1 pound dry fettuccine pasta
2 tablespoons vegetable oil
¼ cup sliced onions
½ cup chopped yellow squash
½ cup zucchini, cut diagonally into 1/2 inch thick slices
¾ cup sliced mushrooms
1 ¼ cups heavy cream
1 jalapeno pepper, seeded and minced
1 teaspoon minced garlic
1 tablespoon Dijon mustard
1 tablespoon Cajun seasoning
½ cup grated Parmesan cheese
½ cup diced tomatoes
salt and pepper to taste
3 tablespoons vegetable oil
1 pound rattlesnake meat, cut into 1/2 inch pieces
flour for dredging

Nutrition Info

807.4 calories
carbohydrate: 69.1 g
cholesterol: 73.8 mg
fat: 36.8 g
fiber: 4.1 g
protein: 50.2 g
saturatedFat: 14.8 g
servingSize: -
sodium: 605.1 mg
sugar: 4.1 g
transFat: : -
unsaturatedFat: : -

Directions

  1. Bring a large pot of lightly salted water to a boil. Add fettuccine and cook for 8 to 10 minutes or until al dente, drain.

  2. Meanwhile, heat 2 tablespoons of oil in a large skillet over medium-high heat, add the onions, squash, zucchini, and mushrooms, cook and stir for 5 minutes, until the vegetables are heated through but still firm. Pour in the cream and the cooked fettucine and simmer for 4 minutes.

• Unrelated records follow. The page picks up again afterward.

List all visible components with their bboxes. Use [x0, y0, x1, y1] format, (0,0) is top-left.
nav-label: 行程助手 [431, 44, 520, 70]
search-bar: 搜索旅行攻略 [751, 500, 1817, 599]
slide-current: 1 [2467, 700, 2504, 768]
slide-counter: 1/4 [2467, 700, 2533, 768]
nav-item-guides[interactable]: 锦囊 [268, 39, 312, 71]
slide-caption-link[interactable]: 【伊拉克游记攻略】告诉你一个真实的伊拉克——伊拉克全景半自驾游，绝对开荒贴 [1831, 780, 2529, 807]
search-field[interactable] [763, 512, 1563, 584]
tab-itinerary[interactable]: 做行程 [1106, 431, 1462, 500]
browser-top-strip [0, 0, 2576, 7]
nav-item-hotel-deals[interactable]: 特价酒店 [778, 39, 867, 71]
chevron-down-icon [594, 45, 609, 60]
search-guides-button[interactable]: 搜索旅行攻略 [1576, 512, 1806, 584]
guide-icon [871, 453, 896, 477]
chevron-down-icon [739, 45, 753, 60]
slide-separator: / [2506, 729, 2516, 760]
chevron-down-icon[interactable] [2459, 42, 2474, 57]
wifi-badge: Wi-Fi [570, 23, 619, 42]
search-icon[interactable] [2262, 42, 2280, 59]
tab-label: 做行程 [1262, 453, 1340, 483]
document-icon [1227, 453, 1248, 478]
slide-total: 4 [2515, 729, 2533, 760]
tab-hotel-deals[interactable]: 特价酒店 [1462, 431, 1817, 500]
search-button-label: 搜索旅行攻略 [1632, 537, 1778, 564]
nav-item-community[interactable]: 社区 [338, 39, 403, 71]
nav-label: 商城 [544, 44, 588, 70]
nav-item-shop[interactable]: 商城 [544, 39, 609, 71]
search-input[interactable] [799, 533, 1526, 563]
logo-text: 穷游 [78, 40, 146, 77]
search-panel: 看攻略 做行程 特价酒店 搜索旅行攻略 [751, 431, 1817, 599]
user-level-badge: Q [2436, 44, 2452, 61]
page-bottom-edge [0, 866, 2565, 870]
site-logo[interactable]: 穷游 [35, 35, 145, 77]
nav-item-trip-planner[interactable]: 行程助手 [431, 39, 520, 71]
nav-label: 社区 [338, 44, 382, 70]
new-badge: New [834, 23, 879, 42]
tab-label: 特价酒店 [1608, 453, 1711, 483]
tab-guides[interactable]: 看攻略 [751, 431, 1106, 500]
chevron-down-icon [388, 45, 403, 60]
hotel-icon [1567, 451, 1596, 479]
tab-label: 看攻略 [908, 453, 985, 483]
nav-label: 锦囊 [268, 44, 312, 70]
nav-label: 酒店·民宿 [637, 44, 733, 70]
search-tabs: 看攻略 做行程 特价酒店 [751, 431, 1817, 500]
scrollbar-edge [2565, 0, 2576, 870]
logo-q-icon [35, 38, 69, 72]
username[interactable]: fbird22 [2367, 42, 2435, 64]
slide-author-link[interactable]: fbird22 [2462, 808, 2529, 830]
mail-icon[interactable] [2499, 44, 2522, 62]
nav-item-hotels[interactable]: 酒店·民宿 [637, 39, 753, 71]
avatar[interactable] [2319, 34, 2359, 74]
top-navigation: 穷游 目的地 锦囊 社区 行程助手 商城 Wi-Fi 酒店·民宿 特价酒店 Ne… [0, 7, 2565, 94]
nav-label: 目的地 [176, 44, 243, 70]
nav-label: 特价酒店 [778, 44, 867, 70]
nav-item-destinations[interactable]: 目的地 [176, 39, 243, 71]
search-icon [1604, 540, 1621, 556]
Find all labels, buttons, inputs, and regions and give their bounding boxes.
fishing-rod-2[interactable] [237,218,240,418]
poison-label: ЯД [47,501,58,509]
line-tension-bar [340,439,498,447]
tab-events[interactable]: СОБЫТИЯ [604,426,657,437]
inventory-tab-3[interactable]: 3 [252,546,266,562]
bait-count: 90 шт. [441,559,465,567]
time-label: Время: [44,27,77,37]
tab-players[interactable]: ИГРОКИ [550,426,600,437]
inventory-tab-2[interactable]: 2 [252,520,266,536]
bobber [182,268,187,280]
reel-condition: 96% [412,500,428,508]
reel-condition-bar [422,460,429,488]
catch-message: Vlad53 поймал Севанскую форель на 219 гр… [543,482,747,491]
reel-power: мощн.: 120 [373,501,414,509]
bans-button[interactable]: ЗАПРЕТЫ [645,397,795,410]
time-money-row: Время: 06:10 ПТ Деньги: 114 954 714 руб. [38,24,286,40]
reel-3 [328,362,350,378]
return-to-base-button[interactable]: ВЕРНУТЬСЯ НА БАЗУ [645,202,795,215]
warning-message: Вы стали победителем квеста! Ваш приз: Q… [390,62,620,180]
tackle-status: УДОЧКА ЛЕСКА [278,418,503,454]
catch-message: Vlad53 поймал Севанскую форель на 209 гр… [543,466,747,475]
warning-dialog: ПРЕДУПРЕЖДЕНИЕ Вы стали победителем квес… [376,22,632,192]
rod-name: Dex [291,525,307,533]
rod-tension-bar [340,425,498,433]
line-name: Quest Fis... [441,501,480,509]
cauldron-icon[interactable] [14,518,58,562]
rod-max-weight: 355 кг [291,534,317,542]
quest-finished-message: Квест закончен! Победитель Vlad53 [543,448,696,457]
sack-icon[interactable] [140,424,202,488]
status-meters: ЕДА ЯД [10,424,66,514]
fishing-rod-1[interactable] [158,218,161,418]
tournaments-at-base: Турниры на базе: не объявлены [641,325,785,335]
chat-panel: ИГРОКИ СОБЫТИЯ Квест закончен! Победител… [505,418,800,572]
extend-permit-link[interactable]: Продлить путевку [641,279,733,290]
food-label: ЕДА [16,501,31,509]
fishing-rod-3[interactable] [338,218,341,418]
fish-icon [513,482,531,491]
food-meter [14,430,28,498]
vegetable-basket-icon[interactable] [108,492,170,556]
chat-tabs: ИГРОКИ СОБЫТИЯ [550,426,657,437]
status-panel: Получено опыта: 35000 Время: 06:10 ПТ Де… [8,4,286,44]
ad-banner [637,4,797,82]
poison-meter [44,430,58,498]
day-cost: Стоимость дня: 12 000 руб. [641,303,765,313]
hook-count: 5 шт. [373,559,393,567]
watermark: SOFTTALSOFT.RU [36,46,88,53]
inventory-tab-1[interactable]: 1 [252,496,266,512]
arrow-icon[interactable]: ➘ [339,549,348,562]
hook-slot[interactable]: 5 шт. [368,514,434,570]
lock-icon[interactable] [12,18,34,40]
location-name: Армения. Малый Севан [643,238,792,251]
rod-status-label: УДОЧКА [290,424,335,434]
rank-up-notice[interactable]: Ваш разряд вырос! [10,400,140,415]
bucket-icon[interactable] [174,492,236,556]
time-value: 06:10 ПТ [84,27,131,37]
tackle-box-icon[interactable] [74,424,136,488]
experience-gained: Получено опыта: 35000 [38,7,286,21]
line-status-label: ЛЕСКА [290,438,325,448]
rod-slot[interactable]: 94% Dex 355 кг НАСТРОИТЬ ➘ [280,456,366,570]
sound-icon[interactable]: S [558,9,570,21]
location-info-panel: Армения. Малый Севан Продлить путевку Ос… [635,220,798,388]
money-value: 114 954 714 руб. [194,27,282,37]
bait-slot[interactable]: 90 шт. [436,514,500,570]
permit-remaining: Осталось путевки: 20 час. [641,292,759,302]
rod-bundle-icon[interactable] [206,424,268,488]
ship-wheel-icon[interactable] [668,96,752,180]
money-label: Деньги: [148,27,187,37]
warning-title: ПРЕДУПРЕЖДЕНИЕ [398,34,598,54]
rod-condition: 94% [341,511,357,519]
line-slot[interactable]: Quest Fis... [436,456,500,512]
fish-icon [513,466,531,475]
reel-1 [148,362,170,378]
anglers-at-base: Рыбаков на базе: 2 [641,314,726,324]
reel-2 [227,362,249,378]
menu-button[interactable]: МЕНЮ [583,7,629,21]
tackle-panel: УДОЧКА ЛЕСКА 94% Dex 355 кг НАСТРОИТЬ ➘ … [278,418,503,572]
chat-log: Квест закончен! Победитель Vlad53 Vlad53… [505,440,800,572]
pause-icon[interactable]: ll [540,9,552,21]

Mix in the jalapeno, garlic, mustard, and Cajun seasoning and cook for 1 minute. Stir in the Parmesan cheese and the tomatoes. Reduce the heat to low.

  3. Preheat 3 tablespoons of oil in a large skillet over high heat. Dredge the rattlesnake meat in flour and pan fry for 5 minutes or until well done. Arrange the meat on top of the vegetables and pasta to serve.

Recipe Yield

6 servings

Recipe Note

A rich creamy and lightly spicy pasta dish with fresh vegetables and rattlesnake meat or grilled chicken.